Metro Weekly

Illinois governor signs order ensuring schools have resources to help trans students

Order establishes a task force to develop recommendations for educators on dealing with trans students

Illinois Gov. J.B. Pritzker signs an order to help transgender and nonbinary students. – Photo: Office of Gov. J.B. Pritzker, via Facebook.

Illinois Gov. J.B. Pritzker (D) has issued an executive order aimed at ensuring schools have resources to help transgender, nonbinary and gender non-conforming students.

Appearing at Chicago’s Lake View High School during Chicago Pride weekend, Pritzker signed an order establishing a 25-member task force that will develop policy recommendations on how best to educate school officials on issues affecting transgender students, including their ability to use bathrooms matching their gender identity, dress codes, correct pronouns, and name changes.

The “Affirming and Inclusive Schools Task Force” — comprised of students, parents, teachers, medical professionals with experience in transgender health care, and LGBTQ community activists — will submit their recommendations to the Illinois Board of Education to be published online.

The recommendations — due by Jan. 1, 2020 — will not be binding, meaning schools will not be required to implement them, but will serve as a resource for “best practices” that schools may adopt if they so choose, reports the Chicago Sun-Times

“This executive order is one more step toward securing Illinois’ place as a leader in equality and hope,” Pritzker said before signing the order. “Under this executive order, ignorance is no longer an excuse for bigotry.”

According to GLSEN’s 2017 National School Climate Survey, 34.8% of LGBTQ students nationally said they missed at least one day of school in the past month due to feeling unsafe.

More than 70% of LGBTQ students reported experiencing verbal harassment due to their sexual orientation, with 59% saying they experienced verbal harassment due to their gender identity.

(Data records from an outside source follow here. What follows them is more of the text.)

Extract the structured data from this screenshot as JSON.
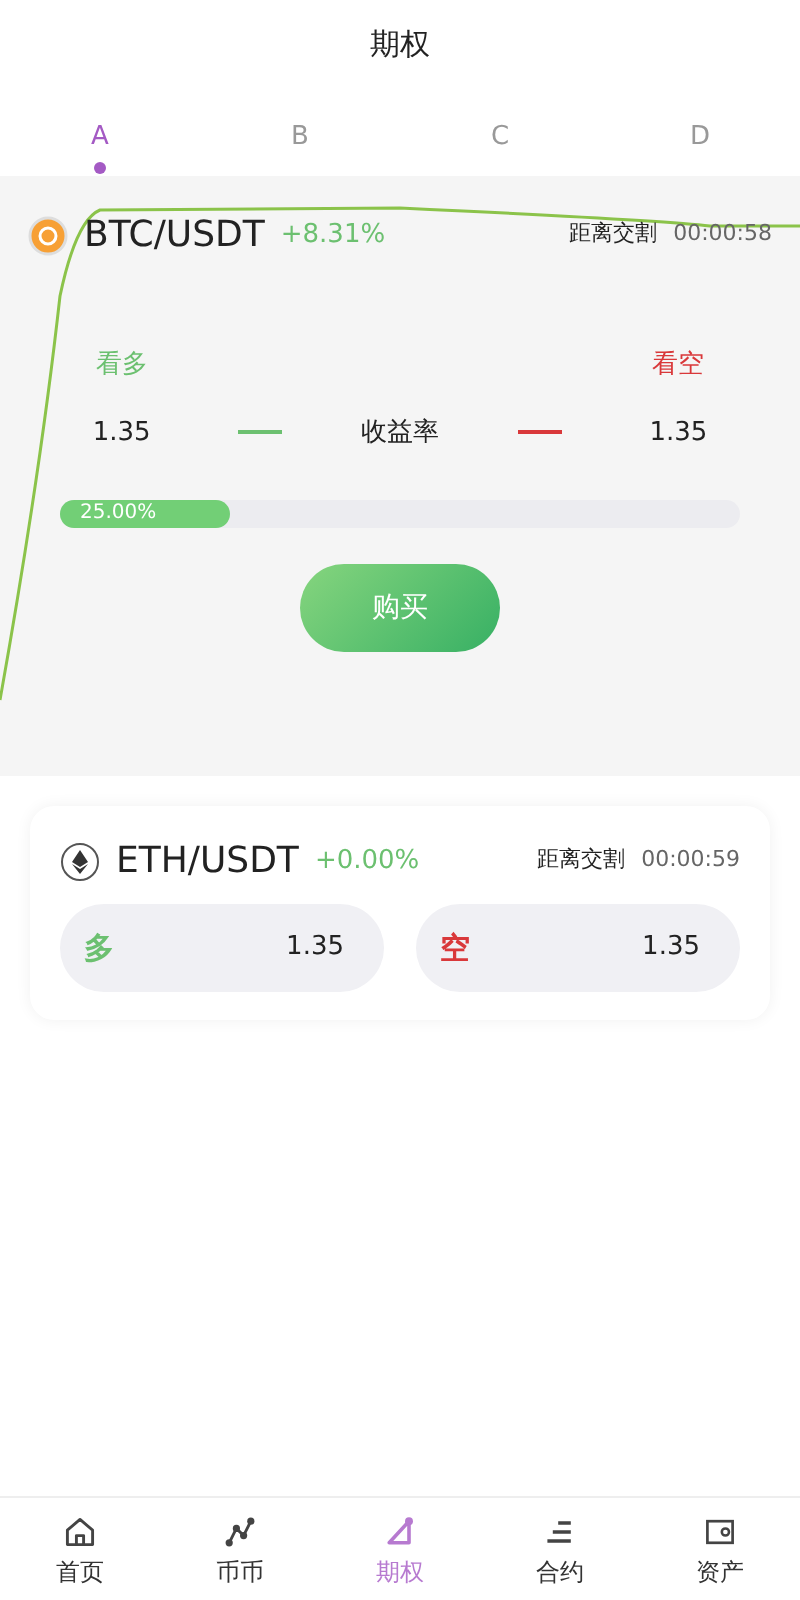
{
  "header": {
    "title": "期权"
  },
  "tabs": [
    {
      "label": "A",
      "selected": true
    },
    {
      "label": "B",
      "selected": false
    },
    {
      "label": "C",
      "selected": false
    },
    {
      "label": "D",
      "selected": false
    }
  ],
  "featured": {
    "pair": "BTC/USDT",
    "kind": "btc",
    "change": "+8.31%",
    "countdown_label": "距离交割",
    "countdown": "00:00:58",
    "long_label": "看多",
    "short_label": "看空",
    "long_value": "1.35",
    "rate_label": "收益率",
    "short_value": "1.35",
    "level": 0.25,
    "long_share": "25.00%",
    "buy_button": "购买"
  },
  "markets": [
    {
      "pair": "ETH/USDT",
      "kind": "eth",
      "change": "+0.00%",
      "countdown_label": "距离交割",
      "countdown": "00:00:59",
      "long_label": "多",
      "long_value": "1.35",
      "short_label": "空",
      "short_value": "1.35"
    }
  ],
  "bottom_nav": [
    {
      "label": "首页",
      "kind": "home",
      "selected": false
    },
    {
      "label": "币币",
      "kind": "spot",
      "selected": false
    },
    {
      "label": "期权",
      "kind": "options",
      "selected": true
    },
    {
      "label": "合约",
      "kind": "contract",
      "selected": false
    },
    {
      "label": "资产",
      "kind": "assets",
      "selected": false
    }
  ]
}
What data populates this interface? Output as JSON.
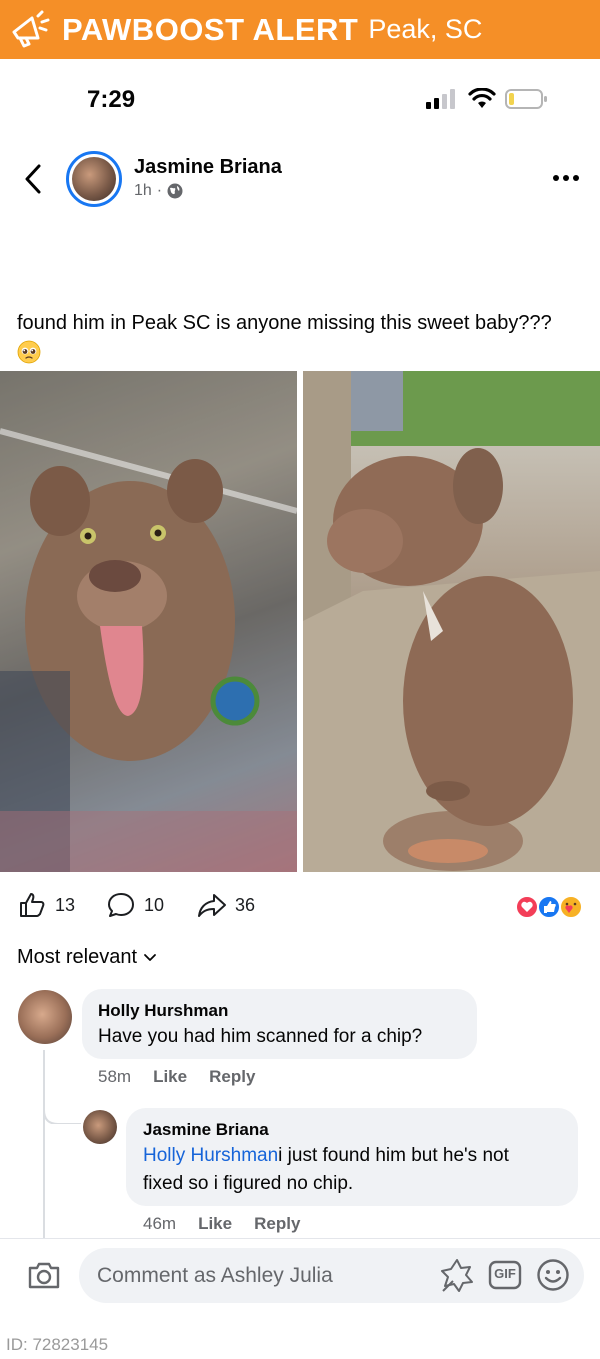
{
  "banner": {
    "brand": "PAWBOOST ALERT",
    "location": "Peak, SC",
    "color": "#f58f27"
  },
  "status_bar": {
    "time": "7:29"
  },
  "post": {
    "author": "Jasmine Briana",
    "age": "1h",
    "separator": "·",
    "text": "found him in Peak SC is anyone missing this sweet baby???",
    "emoji": "pleading-face-emoji",
    "photos": [
      "dog-photo-through-window",
      "dog-photo-on-car-seat"
    ]
  },
  "actions": {
    "likes": "13",
    "comments": "10",
    "shares": "36"
  },
  "reactions": [
    "love",
    "like",
    "care"
  ],
  "sort": {
    "label": "Most relevant"
  },
  "comments": [
    {
      "author": "Holly Hurshman",
      "text": "Have you had him scanned for a chip?",
      "time": "58m",
      "like": "Like",
      "reply": "Reply"
    },
    {
      "author": "Jasmine Briana",
      "mention": "Holly Hurshman",
      "text_line1": "i just found him but he's not",
      "text_line2": "fixed so i figured no chip.",
      "time": "46m",
      "like": "Like",
      "reply": "Reply"
    }
  ],
  "composer": {
    "placeholder": "Comment as Ashley Julia",
    "gif_label": "GIF"
  },
  "footer": {
    "id": "ID: 72823145"
  },
  "colors": {
    "accent": "#1877f2",
    "link": "#1664d9",
    "muted": "#65676b",
    "bubble": "#f0f2f5"
  }
}
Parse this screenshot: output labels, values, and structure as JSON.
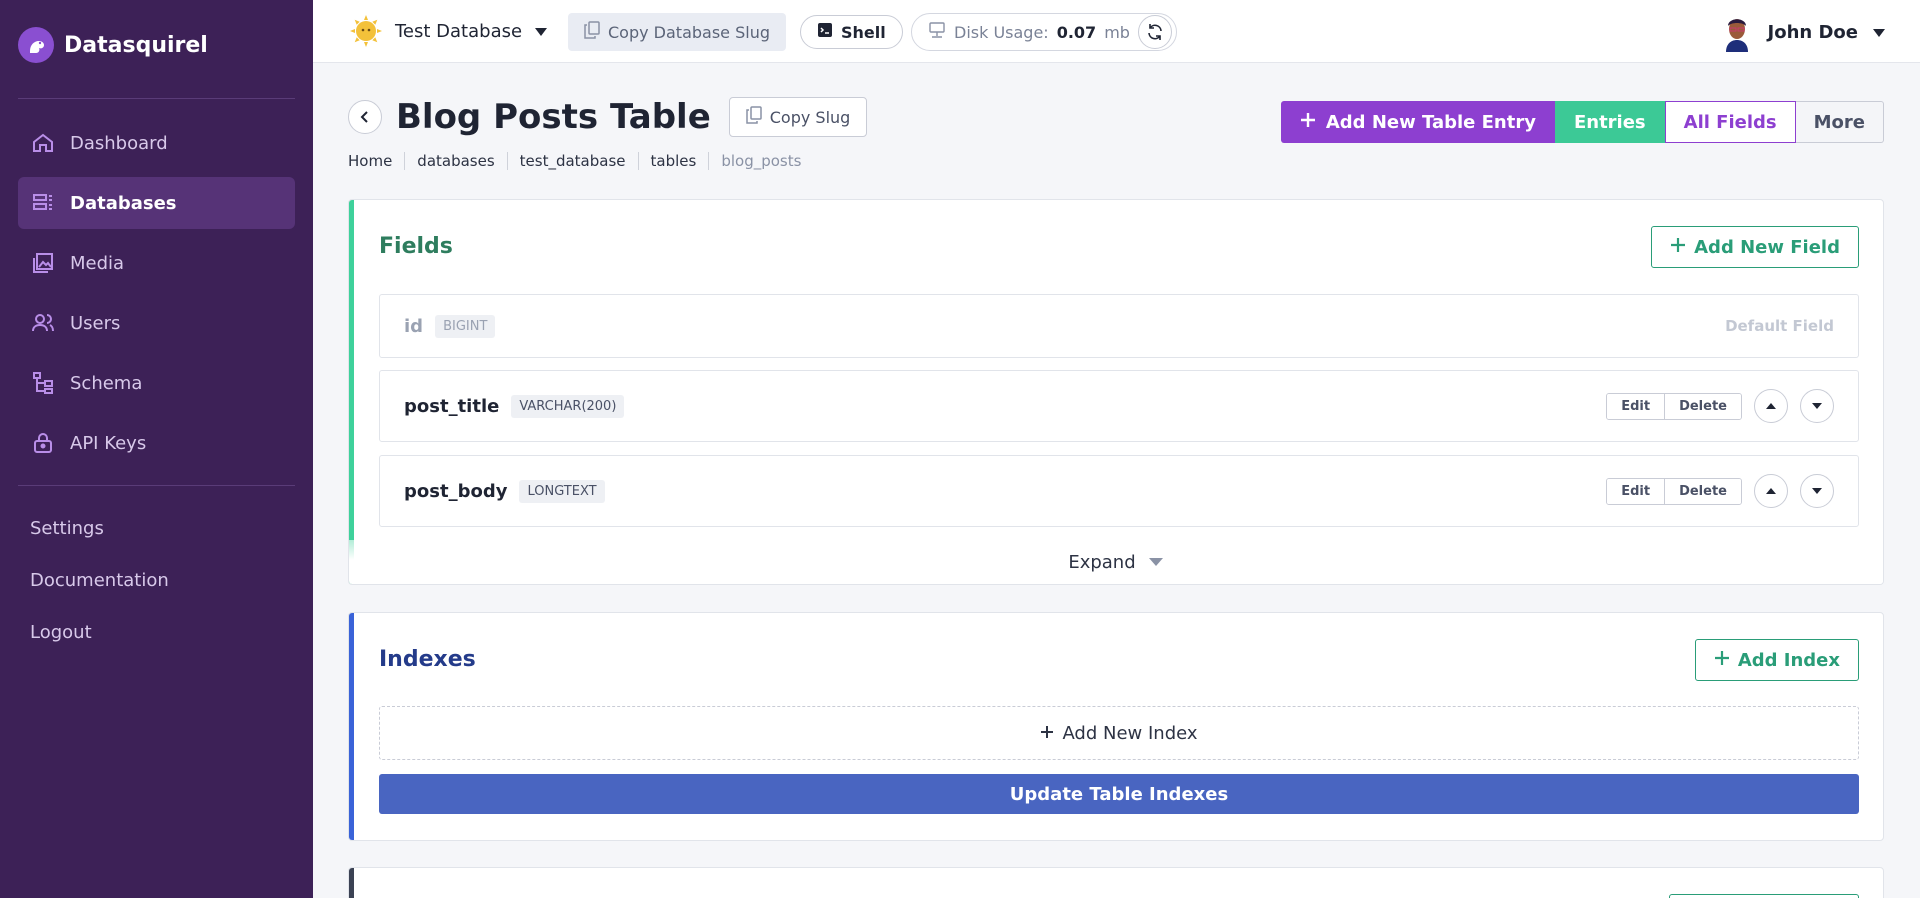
{
  "app": {
    "name": "Datasquirel"
  },
  "sidebar": {
    "items": [
      {
        "label": "Dashboard",
        "icon": "home-icon"
      },
      {
        "label": "Databases",
        "icon": "database-icon",
        "active": true
      },
      {
        "label": "Media",
        "icon": "image-icon"
      },
      {
        "label": "Users",
        "icon": "users-icon"
      },
      {
        "label": "Schema",
        "icon": "schema-icon"
      },
      {
        "label": "API Keys",
        "icon": "lock-icon"
      }
    ],
    "secondary": [
      "Settings",
      "Documentation",
      "Logout"
    ]
  },
  "topbar": {
    "database_name": "Test Database",
    "copy_db_slug": "Copy Database Slug",
    "shell": "Shell",
    "disk_label": "Disk Usage:",
    "disk_value": "0.07",
    "disk_unit": "mb",
    "user_name": "John Doe"
  },
  "page": {
    "title": "Blog Posts Table",
    "copy_slug": "Copy Slug",
    "breadcrumbs": [
      "Home",
      "databases",
      "test_database",
      "tables",
      "blog_posts"
    ],
    "actions": {
      "add_entry": "Add New Table Entry",
      "entries": "Entries",
      "all_fields": "All Fields",
      "more": "More"
    }
  },
  "fields_card": {
    "title": "Fields",
    "add_button": "Add New Field",
    "rows": [
      {
        "name": "id",
        "type": "BIGINT",
        "note": "Default Field"
      },
      {
        "name": "post_title",
        "type": "VARCHAR(200)",
        "edit": "Edit",
        "delete": "Delete"
      },
      {
        "name": "post_body",
        "type": "LONGTEXT",
        "edit": "Edit",
        "delete": "Delete"
      }
    ],
    "expand": "Expand"
  },
  "indexes_card": {
    "title": "Indexes",
    "add_button": "Add Index",
    "add_new": "Add New Index",
    "update": "Update Table Indexes"
  },
  "colors": {
    "sidebar_bg": "#3d2157",
    "accent_purple": "#8d3fd0",
    "accent_green": "#3cc996",
    "fields_accent": "#3ed19b",
    "indexes_accent": "#3a63d8",
    "update_button": "#4965c1"
  }
}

More than a quarter of LGBTQ students say they were physically harassed, meaning pushed or shoved, due to their gender or gender expression, and another 10% say they were seriously physically assaulted or attacked with a weapon due to their gender identity or expression.

Among Illinois students, 61% of LGBTQ students said they faced verbal harassment based on gender expression and 52% experienced such harassment based on gender.

Twenty-two percent and 20% percent of LGBTQ students said they were physically harassed based on gender expression and gender, respectively.

“The vast majority [of trans students] report they experience discrimination in their schools or classrooms. Left without adequate protections, they avoid school functions, their extracurriculars, their bathrooms, locker rooms, sometimes even skipping out on the entire school day itself,” Pritzker said in his remarks at Lake View High School. “They feel unsafe in the very institutions that are meant to foster their curiosities, their passions, their beliefs. That’s not who we are in Illinois. It’s unacceptable and it ends now.”

He later took to Twitter to tout the newly signed order, tweeting:  “I just signed an executive order to disrupt the patterns of discrimination in our classrooms and ensure our school across the state are affirming and inclusive for transgender, nonbinary and gender nonconforming students.”

Chicago Mayor Lori Lightfoot, an out lesbian, who was present at the signing ceremony, praised the governor’s order.

“This executive order is about more than protecting the young members of our transgender community, it’s an important first step towards ensuring every Illinois student has the safe space that allows them to reach their full potential,” Lightfoot said in a statement. “Ending the intolerable levels of discrimination and violence against our transgender community starts here — in our schools — by making the values of tolerance and respect just as much a part of our educational culture as academics, athletics, and the arts.”